En 2012, une étude scientifique menée par les « experts » de la police technique et scientifique d’Ecully (Rhône) révélait que la moitié des billets de banque saisis en France par la police comportaient des traces de cocaïne. Onze ans plus tard, les gendarmes du département de toxicologie du pôle judiciaire de la gendarmerie nationale (PJGN) de Pontoise (Val-d’Oise) complètent le tableau : des résidus de produits stupéfiants sont retrouvés sur la quasi-totalité des billets de banque en circulation en France.
« Statistiquement, il y a toujours une trace », précise la colonelle Sandrine Sabini, responsable du département de toxicologie de la gendarmerie, qui analyse chaque année 330 billets environ, saisis dans dix à quinze affaires judiciaires, et 500 billets de « circulation générale » émis par la Banque de France à titre de comparaison.

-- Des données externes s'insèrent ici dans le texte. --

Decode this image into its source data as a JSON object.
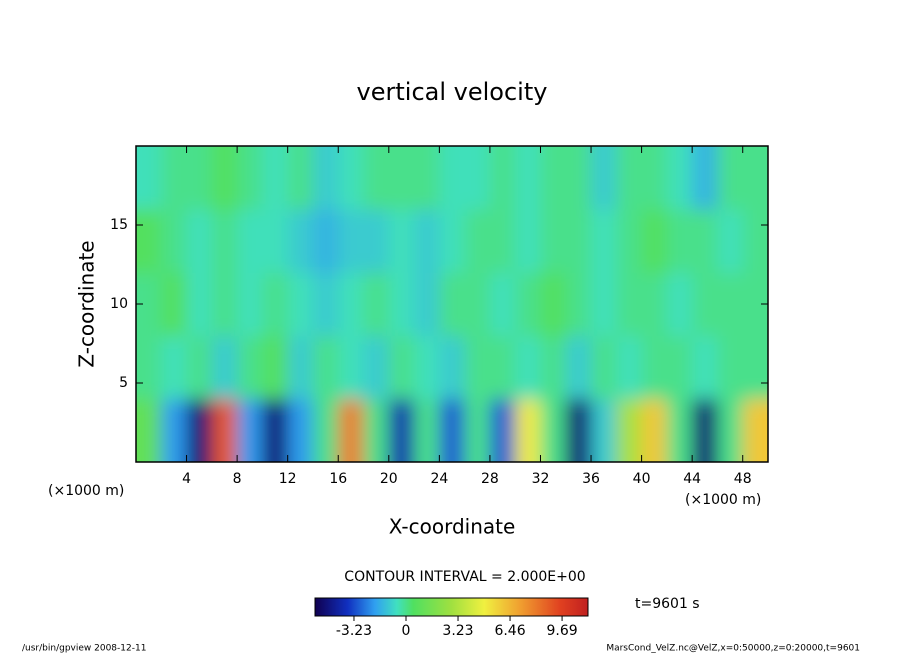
{
  "chart_data": {
    "type": "heatmap",
    "title": "vertical velocity",
    "x_label": "X-coordinate",
    "y_label": "Z-coordinate",
    "unit_label": "(×1000 m)",
    "xlim": [
      0,
      50
    ],
    "ylim": [
      0,
      20
    ],
    "xticks": [
      4,
      8,
      12,
      16,
      20,
      24,
      28,
      32,
      36,
      40,
      44,
      48
    ],
    "yticks": [
      5,
      10,
      15
    ],
    "x": [
      1,
      3,
      5,
      7,
      9,
      11,
      13,
      15,
      17,
      19,
      21,
      23,
      25,
      27,
      29,
      31,
      33,
      35,
      37,
      39,
      41,
      43,
      45,
      47,
      49
    ],
    "y": [
      2,
      6,
      10,
      14,
      18
    ],
    "z": [
      [
        1,
        -2,
        -5,
        9,
        -2,
        -5,
        -2,
        0,
        8,
        0,
        -4,
        0,
        -3,
        0,
        -3,
        5,
        0,
        -5,
        -1,
        3,
        6,
        0,
        -5,
        0,
        6
      ],
      [
        0,
        -0.5,
        0,
        -1,
        0,
        0.5,
        -1,
        0,
        -0.5,
        -1,
        0,
        -0.5,
        -1,
        0,
        0,
        -0.5,
        0,
        -1,
        0,
        -0.5,
        0,
        0,
        -0.5,
        0,
        0
      ],
      [
        0,
        0.5,
        -0.5,
        0,
        -0.5,
        0,
        -0.5,
        -1,
        -0.5,
        0,
        -0.5,
        -1,
        0,
        0,
        -0.5,
        0,
        0.5,
        0,
        -0.5,
        0,
        0,
        -0.5,
        0,
        0,
        0
      ],
      [
        0.5,
        0,
        -0.5,
        0,
        -0.5,
        -0.5,
        -1,
        -1.5,
        -1,
        -1,
        -0.5,
        -1,
        -0.5,
        0,
        0,
        -0.5,
        0,
        0,
        -0.5,
        0,
        0.5,
        0,
        0,
        -0.5,
        0
      ],
      [
        -0.5,
        0,
        0,
        0.5,
        0,
        -0.5,
        0,
        -1,
        -0.5,
        0,
        0,
        0,
        -0.5,
        -0.5,
        0,
        -0.5,
        0,
        0,
        -1,
        0,
        0,
        -0.5,
        -1.5,
        0,
        0
      ]
    ],
    "contour_interval_label": "CONTOUR INTERVAL = 2.000E+00",
    "clim": [
      -5.65,
      11.3
    ],
    "colorbar_ticks": [
      -3.23,
      0,
      3.23,
      6.46,
      9.69
    ],
    "time_label": "t=9601 s",
    "footer_left": "/usr/bin/gpview   2008-12-11",
    "footer_right": "MarsCond_VelZ.nc@VelZ,x=0:50000,z=0:20000,t=9601"
  }
}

Pour parvenir à ces conclusions, le laboratoire de pointe du PJGN utilise des moyens de haute technologie. Les billets sont d’abord « lavés » avec un solvant qui, une fois récupéré et dilué avec un « mélange d’étalon deutéré », est injecté dans un appareil de chromatographie couplé à un spectromètre de masse en tandem. Les données brutes sont alors exploitées par les experts, à l’aide du logiciel de retraitement programmé pour retrouver et quantifier les traces de six produits stupéfiants : cocaïne, héroïne, amphétamines, méthamphétamines, ecstasy et THC (le principe actif du cannabis). Résultat : statistiquement, plus de 90 % des billets sont imprégnés de traces plus ou moins importantes de drogue.

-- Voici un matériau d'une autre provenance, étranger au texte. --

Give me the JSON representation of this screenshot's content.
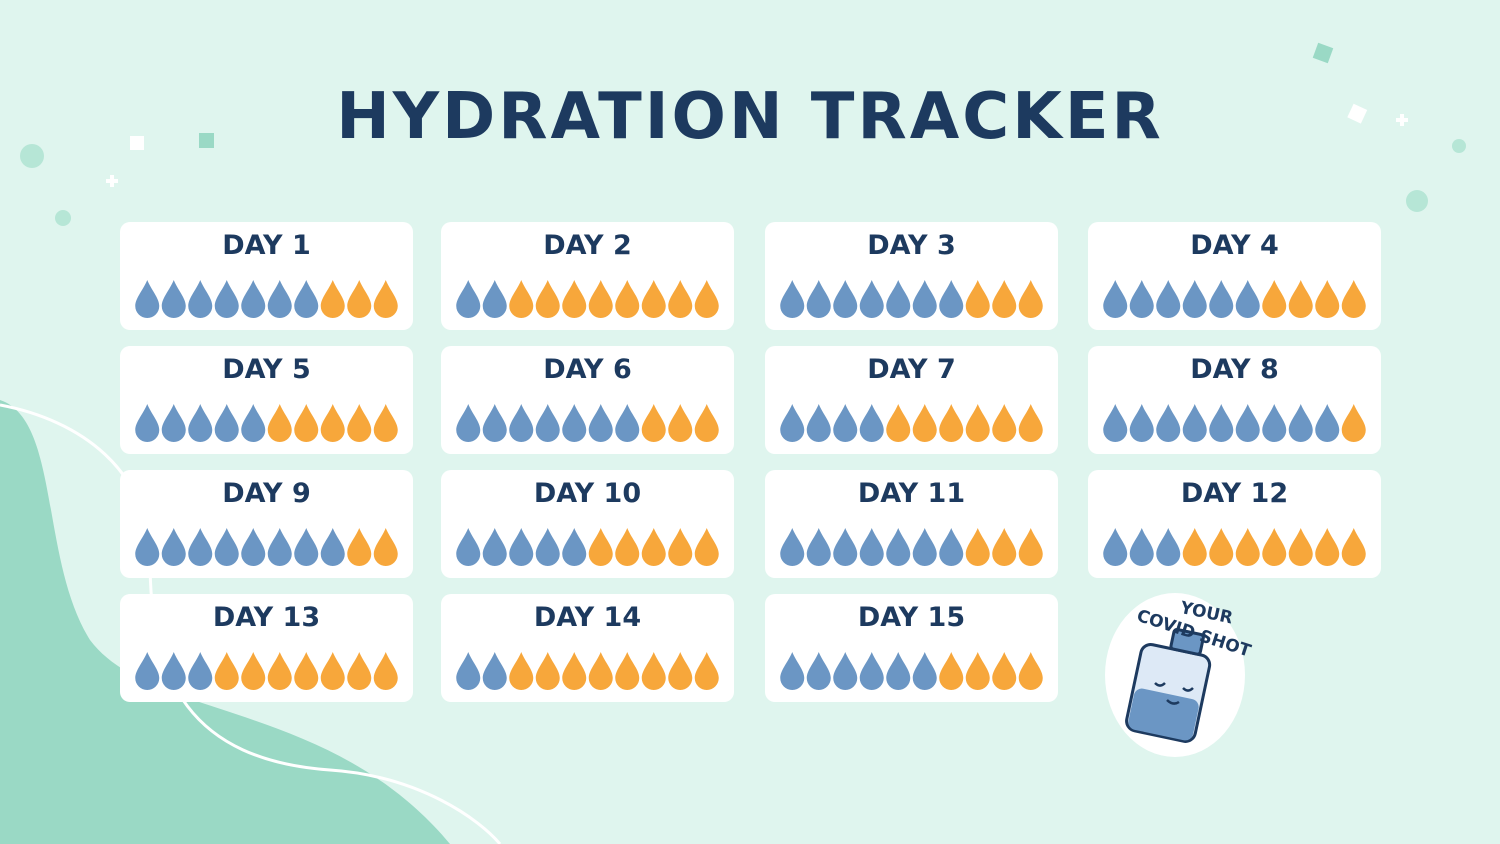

Sans surprise, les plus petites coupures, qui circulent davantage que les grosses, sont aussi les plus concernées. La cocaïne, surtout, est retrouvée en quantité plus importante que les autres produits, non seulement parce que le produit lui-même est extrêmement pulvérulent, mais parce que son trafic et sa consommation augmentent de façon exponentielle. D’après un rapport rendu le 1er mars par Gérald Darmanin, Eric Dupond-Moretti et Gabriel Attal, respectivement ministres de l’intérieur, de la justice, et des comptes publics, 27 tonnes ont été saisies en 2022, soit 2,3 fois plus que le volume constaté deux ans plus tôt, déjà considérable malgré une année pandémique marquée par de longues périodes de confinement.
Seuil de décision déterminé
Les importants moyens de détection mis en œuvre par la gendarmerie ne visent pas seulement à nourrir des études savantes à destination des chimistes ou des pouvoirs publics. Ils permettent aussi, et surtout, de caractériser en partie l’existence d’un trafic de stupéfiants lorsque les perquisitions menées dans le cadre de procédures judiciaires ne mettent au jour aucune quantité de drogue mais d’importantes quantités d’argent liquide. Dans ce cas, plus le taux d’imprégnation est important, plus la probabilité d’avoir affaire à des billets issus de trafic de stupéfiants est élevée. « Cela nous permet notamment de discriminer les billets liés au trafic et ceux dont le taux de drogue avoisine celui constaté sur les coupures de la circulation générale », précise encore Mme Sabini.